En premier lieu par les manifestations annulées ou repoussées dans le temps. À partir du mois de mai, tout s’est immobilisé. Notre fondation n’agit pas dans un espace sous vide : nos moyens dépendent directement des recettes provenant des droits de représentation et d’émission de la SUISA. Le calcul est ainsi assez simple : pas de concerts, pas de droits de représentation. Malgré ces circonstances dramatiques, il nous a été important de ne pas commencer à paniquer mais de toujours diriger notre regard vers l’avenir. Les fondations sont tendanciellement destinées à accompagner la restructuration ou la création de systèmes, de manière similaire aux pouvoirs publics dans leur rôle de garants de l’infrastructure dans les situations critiques.
Quelles ont été les réflexions concernant le rôle futur de la FONDATION SUISA ?
Nous ne sommes bien entendu pas encore en mesure de présenter des solutions toutes faites. Mais je pense qu’avec la philosophie du « Get Going ! », les voies empruntées résisteront bien aux crises futures. Soit miser moins sur des produits ou projets tout finis, mais tout simplement rendre « les choses » possibles. Et ces « choses» naissent le plus souvent en réaction au temps et à la situation dans lesquels l’artiste se trouve justement. Mais je souhaite aussi faire avancer plus intensément le débat public sur le thème de l’encouragement de la musique. Comment la musique peut-elle se présenter à l’avenir de manière durable ? Quelle valeur voulons-nous attribuer à la musique à l’avenir, en tant qu’expression artistique qui empreint fortement notre société ?

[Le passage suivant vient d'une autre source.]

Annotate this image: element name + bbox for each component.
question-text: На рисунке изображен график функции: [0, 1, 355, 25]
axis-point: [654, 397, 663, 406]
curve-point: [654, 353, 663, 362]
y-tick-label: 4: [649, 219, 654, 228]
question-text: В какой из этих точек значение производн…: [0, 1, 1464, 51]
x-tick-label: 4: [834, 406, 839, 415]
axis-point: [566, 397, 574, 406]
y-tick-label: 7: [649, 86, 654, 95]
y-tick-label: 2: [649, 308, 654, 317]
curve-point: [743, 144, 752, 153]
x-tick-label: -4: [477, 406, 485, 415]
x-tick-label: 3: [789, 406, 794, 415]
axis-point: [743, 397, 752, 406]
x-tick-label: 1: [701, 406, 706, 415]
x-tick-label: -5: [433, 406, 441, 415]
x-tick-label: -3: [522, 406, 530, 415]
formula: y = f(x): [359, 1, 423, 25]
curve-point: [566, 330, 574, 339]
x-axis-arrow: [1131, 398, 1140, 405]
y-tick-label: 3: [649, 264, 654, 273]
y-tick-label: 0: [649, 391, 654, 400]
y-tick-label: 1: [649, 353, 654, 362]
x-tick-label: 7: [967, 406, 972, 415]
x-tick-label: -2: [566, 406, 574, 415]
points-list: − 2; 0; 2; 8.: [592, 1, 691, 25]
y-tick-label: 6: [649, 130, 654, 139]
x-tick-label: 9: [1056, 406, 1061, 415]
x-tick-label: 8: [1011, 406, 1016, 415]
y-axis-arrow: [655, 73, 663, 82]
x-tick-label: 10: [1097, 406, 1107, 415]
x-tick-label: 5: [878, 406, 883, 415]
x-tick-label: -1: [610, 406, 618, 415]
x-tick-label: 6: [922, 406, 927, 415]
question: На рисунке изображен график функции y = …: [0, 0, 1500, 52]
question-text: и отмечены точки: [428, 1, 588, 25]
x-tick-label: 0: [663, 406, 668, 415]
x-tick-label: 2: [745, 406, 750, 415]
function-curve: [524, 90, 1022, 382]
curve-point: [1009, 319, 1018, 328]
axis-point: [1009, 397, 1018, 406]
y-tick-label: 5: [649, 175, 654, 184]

Quel est ton bilan personnel concernant la phase de télétravail ?
Aussi dans notre branche, il existe une minorité de personnes qui n’ont pas encore assimilé entièrement toute l’envergure de la crise et qui attendent le retour de la normalité en mode attente. On dit souvent que les crises sont une chance. C’est vrai. D’importantes qualités qui se sont manifestées pour tous sont la solidarité, la valeur de la raison sociale et l’engagement de nombreuses personnes – aussi bien chez les artistes que chez les décideurs dans les coulisses. Et j’y inclus toute mon équipe, dans l’Administration comme au sein du Conseil de fondation : tous ont fait preuve d’une sérénité professionnelle exceptionnelle dans cette situation particulière. Chapeau !
Les questions ont été posées par Rudolf Amstutz, journaliste.